Interest rate cuts might be nearer than thought

Despite the heavy hand of the RBNZ continuing to hurt households and businesses, New Zealand’s smallest main bank is confident interest rates will move downward as soon as November.

Kiwibank chief economist Jarrod Kerr says picking the exact timing of those cuts is a little more difficult and hinges on inflation playing ball.

“But by our forecasts, inflation is still set to fall back within the RBNZ 1-3% target band by the September quarter. We’ll see that data in mid-October, and hopefully receive confirmation of inflation back within the RBNZ’s band then. And from there rate cuts could come as early as November.”

After last week’s GDP figures showing the economy grew by 0.2% in the March quarter, while compared to a year ago per capita GDP is down 2.4%, Kerr says restrictive monetary policy is clearly continuing  to work - squeezing out demand, effectively lowering inflation, but strangling growth at the same time.

“We may have popped out of a double dip recession, but we’re still struggling,” Kerr says.

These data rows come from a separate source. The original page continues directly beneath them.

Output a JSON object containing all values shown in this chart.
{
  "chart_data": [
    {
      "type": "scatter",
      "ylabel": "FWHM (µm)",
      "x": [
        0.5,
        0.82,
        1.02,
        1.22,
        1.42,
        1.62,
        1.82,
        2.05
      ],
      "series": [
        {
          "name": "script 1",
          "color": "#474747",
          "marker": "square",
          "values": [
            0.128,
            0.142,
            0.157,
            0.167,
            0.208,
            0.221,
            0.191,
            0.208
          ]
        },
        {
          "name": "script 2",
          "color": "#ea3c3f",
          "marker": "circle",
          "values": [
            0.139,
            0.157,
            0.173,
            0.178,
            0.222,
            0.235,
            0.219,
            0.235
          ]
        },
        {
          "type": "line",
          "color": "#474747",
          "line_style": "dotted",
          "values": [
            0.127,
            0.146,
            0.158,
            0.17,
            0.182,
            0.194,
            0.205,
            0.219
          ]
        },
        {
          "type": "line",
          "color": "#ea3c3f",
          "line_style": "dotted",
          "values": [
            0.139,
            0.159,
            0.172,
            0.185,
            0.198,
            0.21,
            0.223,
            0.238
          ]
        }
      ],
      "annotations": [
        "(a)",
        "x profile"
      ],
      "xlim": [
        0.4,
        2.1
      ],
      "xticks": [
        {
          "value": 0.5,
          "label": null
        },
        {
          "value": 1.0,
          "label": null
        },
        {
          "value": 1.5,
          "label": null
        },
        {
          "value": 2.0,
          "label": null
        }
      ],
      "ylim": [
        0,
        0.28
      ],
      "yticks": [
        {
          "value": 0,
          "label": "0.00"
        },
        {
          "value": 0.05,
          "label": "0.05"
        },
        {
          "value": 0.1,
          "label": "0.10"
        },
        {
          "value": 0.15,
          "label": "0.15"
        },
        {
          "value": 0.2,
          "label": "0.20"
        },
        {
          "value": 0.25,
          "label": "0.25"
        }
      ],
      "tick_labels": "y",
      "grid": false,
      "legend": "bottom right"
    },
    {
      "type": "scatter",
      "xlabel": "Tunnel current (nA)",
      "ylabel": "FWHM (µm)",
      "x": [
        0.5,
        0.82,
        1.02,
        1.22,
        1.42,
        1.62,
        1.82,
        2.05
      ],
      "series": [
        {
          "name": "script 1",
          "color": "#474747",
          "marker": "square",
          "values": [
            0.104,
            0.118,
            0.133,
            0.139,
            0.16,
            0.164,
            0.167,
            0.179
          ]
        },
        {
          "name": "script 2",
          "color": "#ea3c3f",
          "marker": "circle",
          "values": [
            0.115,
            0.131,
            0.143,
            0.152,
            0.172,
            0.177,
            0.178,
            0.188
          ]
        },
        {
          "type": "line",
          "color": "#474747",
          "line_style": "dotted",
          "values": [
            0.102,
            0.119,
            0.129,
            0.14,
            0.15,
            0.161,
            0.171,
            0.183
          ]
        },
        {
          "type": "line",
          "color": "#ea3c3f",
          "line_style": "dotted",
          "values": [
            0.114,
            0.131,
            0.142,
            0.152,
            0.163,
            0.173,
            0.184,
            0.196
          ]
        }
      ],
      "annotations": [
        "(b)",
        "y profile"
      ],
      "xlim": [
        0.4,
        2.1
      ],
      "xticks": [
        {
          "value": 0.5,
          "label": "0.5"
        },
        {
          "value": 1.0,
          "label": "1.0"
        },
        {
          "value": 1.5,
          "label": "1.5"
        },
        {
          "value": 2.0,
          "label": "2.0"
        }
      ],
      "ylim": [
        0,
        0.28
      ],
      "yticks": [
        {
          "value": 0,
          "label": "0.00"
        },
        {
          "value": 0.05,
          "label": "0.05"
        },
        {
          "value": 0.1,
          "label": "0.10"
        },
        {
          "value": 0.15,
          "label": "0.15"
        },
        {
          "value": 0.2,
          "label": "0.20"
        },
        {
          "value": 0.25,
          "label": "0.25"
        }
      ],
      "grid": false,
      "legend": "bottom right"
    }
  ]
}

The bank’s forward-looking indicators suggest the June quarter will be a soft one for economic activity. Beyond that, Kiwibank expects the economy will struggle to eke out further growth this year. “Policy settings are restrictive. High interest rates hurt,” Kerr says. 

Westpac senior economist Michael says there are no implications for monetary policy from last week’s GDP figures.

“Interest rates are doing their work in gradually applying the brakes to the economy, and will continue to do so for a while longer.

There was one detail of interest – consumer imports of low-value goods have skyrocketed, up 50% in the past year and up 20% in the March quarter alone.

Gordon says this probably reflects the impact of new entrants to the New Zealand market and provides a counter to the weakness seen in retail stores.

Between the comfort with online shopping due to the pandemic lockdown, the return of freight and supply chains to normal and the squeeze on household budgets that is making people more price sensitive and encouraging them to hunt down bargains.

Overseas online giants, such as Temu, Amazon and AliExpress are strong performers amid the retail gloom.

It is of no benefit to New Zealand businesses and is a negative for the broader retail sector, as more consumer spend gets siphoned offshore. Each transaction through the big three online retailers is money lost to the economy.

“However, it highlights one aspect of the national accounts: for all of the belt-tightening that has happened so far, we’re still not spending within our means,” Gordon says.

He says the current account figures show the country is still running a deficit of 6.8% of GDP, a level typically more associated with an overheating economy, not one in recession.”

“There are several reasons why this deficit has blown out – tourism earnings haven’t fully recovered from the Covid shock, outbound travel is still in a catch-up phase after the border closure, and global inflation has ramped up the cost of our imports.

“These just reinforce the point: as a nation, we’ve taken a big hit to our international purchasing power, but we haven’t adjusted our spending habits to reflect this.”

He says the other shoe that needs to drop for the RBNZ to lower interest rates is convincing evidence that inflation is on track to come back down to target and to stay there.

CPI data and business pricing indicators remain the key things to watch.